Holger und Silke wollen zu unserer Ferienwohnung zurück laufen, um das reichliche Essen wenigstens teilweise wieder abzutrainieren. Melanie und ich fahren derweil das Auto wieder nach Hause und gehen anschließend noch ein paar Schritte hinter dem Haus spazieren. Meine Frau hat die leise Hoffnung, daß sich vielleicht noch einmal Polarlichter zeigen. Als bis dreiviertel zehn am Himmel noch alles ruhig bleibt, will sie eigentlich schon aufgeben und wieder zurück zum Quartier zurück gehen, aber ich habe das Gefühl: da kommt noch was. Also bitte ich sie, noch ein paar Minuten zu warten. Mir zuliebe, obwohl ihr kalt ist. Bei meinen vorangegangenen Sichtungen begann eigentlich immer gegen zehn am Himmel das Feuerwerk.

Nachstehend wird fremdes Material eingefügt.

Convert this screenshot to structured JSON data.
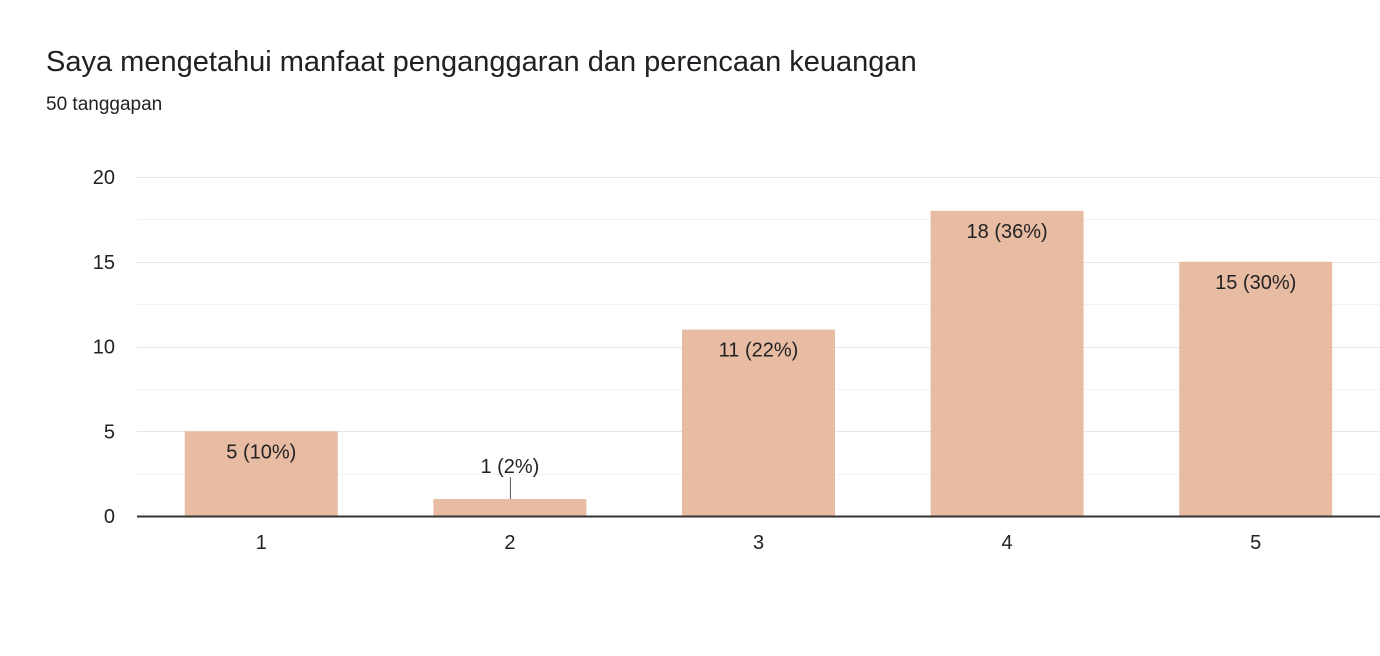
{
  "chart_data": {
    "type": "bar",
    "title": "Saya mengetahui manfaat penganggaran dan perencaan keuangan",
    "subtitle": "50 tanggapan",
    "categories": [
      "1",
      "2",
      "3",
      "4",
      "5"
    ],
    "values": [
      5,
      1,
      11,
      18,
      15
    ],
    "data_labels": [
      "5 (10%)",
      "1 (2%)",
      "11 (22%)",
      "18 (36%)",
      "15 (30%)"
    ],
    "ylim": [
      0,
      20
    ],
    "yticks": [
      0,
      5,
      10,
      15,
      20
    ],
    "grid": true,
    "xlabel": "",
    "ylabel": ""
  },
  "colors": {
    "bar": "#e8bba3",
    "grid_major": "#e6e6e6",
    "grid_minor": "#f3f3f3",
    "axis": "#333333"
  }
}
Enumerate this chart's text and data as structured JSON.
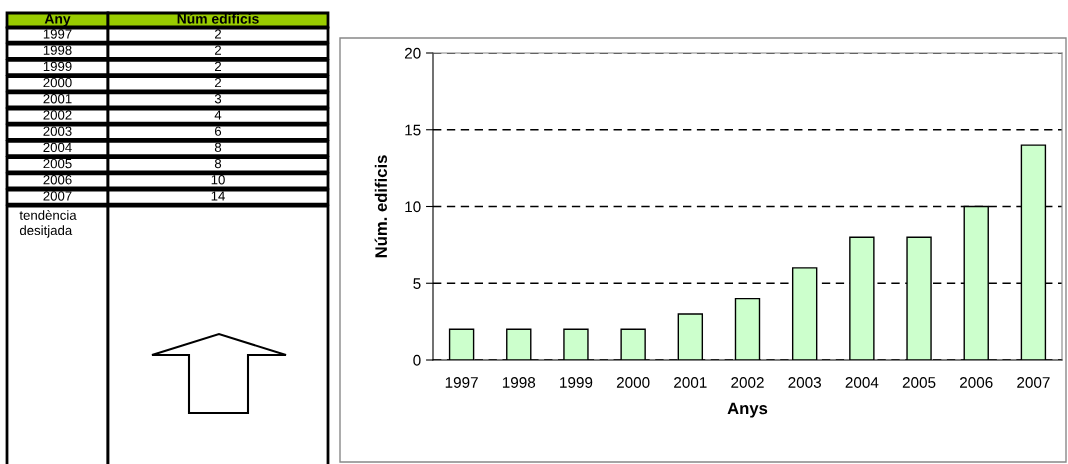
{
  "chart_data": {
    "type": "bar",
    "xlabel": "Anys",
    "ylabel": "Núm. edificis",
    "categories": [
      "1997",
      "1998",
      "1999",
      "2000",
      "2001",
      "2002",
      "2003",
      "2004",
      "2005",
      "2006",
      "2007"
    ],
    "values": [
      2,
      2,
      2,
      2,
      3,
      4,
      6,
      8,
      8,
      10,
      14
    ],
    "color": "#ccffcc",
    "ylim": [
      0,
      20
    ],
    "yticks": [
      0,
      5,
      10,
      15,
      20
    ],
    "grid": "y",
    "annotations": [
      "Any",
      "Núm edificis",
      "tendència desitjada",
      "2",
      "2",
      "2",
      "2",
      "3",
      "4",
      "6",
      "8",
      "8",
      "10",
      "14"
    ]
  }
}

Und als hätte ich’s bestellt, geht um 21:50 Uhr das Gewaber los. Erst wieder, wie üblich, eher zaghaft, dann aber immer stärker. Und vor allem rund um uns herum und nicht nur in einer Richtung. Melanie kriegt sich kaum ein vor Glück, und ich bin wieder mal froh, vorsichtshalber die Kamera mit Stativ mitgenommen zu haben. Ein kurzer Anruf bei Holger und Silke – die sind inzwischen wieder daheim angekommen und können jetzt das Schauspiel vom Balkon aus beobachten. Eine knappe halbe Stunde dauert das Lichtspektakel am Himmel, dann bricht es innerhalb weniger Augenblicke komplett in sich zusammen. Aber wir haben’s gesehen und sind glücklich.